On the advising side, they are targeting our audience: the kids with a marginal education who can't get into a "real" college, the kids who dropped out and earned a GED (perhaps at a CC such as ours), and the students who are not kids anymore (parents of children currently in the school system). I really like their data on pay levels and, more importantly to many of our students, public assistance rates as a function of education. I wonder if we put enough of a carrot out there to help convince them that there is a payoff for the work we are telling them they need to do.
But I digress. The strongest point is on pages 6 and 7, concerning the lack of information on how to proceed if they want a career in a STEM area or the technical or manufacturing spinoffs from those fields. They literally have no way of knowing what to do. I was particularly struck by the cuts in counseling in CA high schools, but I also remember that the well-staffed counseling office in my (well funded at the time) midwestern HS was of zero help to me. I was mentored about preparing for college by my father and a couple of teachers. The pointer in the parent's guide to a web-booklet called "First in the Family" available from an organization called What Kids Can Do.
Side comment: I also stumbled on some good advice from kids on helping them get their homework (and knowledge) organized so it becomes a useful study tool.
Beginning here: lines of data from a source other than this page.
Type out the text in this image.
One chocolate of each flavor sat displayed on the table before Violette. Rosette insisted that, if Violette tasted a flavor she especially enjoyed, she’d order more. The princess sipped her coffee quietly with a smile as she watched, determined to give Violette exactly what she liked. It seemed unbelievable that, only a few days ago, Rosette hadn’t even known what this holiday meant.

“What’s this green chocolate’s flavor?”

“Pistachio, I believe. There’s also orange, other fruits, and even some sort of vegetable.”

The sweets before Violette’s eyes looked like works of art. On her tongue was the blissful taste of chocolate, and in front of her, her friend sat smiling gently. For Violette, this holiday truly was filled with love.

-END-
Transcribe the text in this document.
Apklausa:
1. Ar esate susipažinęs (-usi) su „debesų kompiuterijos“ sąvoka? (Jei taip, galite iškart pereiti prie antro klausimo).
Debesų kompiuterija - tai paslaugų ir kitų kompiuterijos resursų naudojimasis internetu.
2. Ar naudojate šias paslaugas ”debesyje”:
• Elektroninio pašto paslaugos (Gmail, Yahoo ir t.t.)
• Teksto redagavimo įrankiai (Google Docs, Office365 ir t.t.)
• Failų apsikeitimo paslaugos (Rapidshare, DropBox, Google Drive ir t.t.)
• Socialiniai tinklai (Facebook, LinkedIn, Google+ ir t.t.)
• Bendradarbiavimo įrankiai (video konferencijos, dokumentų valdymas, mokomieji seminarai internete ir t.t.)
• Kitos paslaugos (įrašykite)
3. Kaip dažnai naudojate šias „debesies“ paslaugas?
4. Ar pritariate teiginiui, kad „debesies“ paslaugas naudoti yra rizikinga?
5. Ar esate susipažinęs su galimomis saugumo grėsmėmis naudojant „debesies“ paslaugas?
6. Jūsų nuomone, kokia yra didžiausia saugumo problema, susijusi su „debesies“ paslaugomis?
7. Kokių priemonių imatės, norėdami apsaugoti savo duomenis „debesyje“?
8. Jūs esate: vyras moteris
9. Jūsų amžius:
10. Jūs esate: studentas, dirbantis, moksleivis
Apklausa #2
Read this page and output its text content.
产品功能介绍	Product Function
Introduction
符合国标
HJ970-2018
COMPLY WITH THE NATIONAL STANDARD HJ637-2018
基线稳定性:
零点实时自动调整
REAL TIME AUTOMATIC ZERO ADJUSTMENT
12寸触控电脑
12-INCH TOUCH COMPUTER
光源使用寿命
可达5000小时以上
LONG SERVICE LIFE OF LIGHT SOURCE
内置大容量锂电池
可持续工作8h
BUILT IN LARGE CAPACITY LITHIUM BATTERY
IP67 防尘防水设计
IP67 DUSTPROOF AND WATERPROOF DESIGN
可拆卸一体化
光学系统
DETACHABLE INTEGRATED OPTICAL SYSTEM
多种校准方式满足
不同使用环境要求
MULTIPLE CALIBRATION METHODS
If they aren't getting those ideas in HS, we need to supply them in our CC programs.
The other was a strong point about the lack of rigor in their classes and the need to develop study skills and self discipline if they wish to succeed in college. That is the area our STEM programs are attacking, and that I emphasize every time I advise students about their plans for next semester's classes. But we still need to do a better job of "connecting all the dots", as they put it, for kids still in HS. I've run on long enough, so I will save my biggest peeve (what passes for a passing knowledge of math) for a later article when I can do a better job of locating some sample tests.
One other detail that jumped out at me was that the number of non-graduates from HS jumped significantly when California added its "CAHSEE" exit exam. Not news to me, but then I read what Sherman Dorn writes about how it is possible to get a 100% graduation rate while half your students drop out, as long as the administrators launder the kids through an exit to GED program.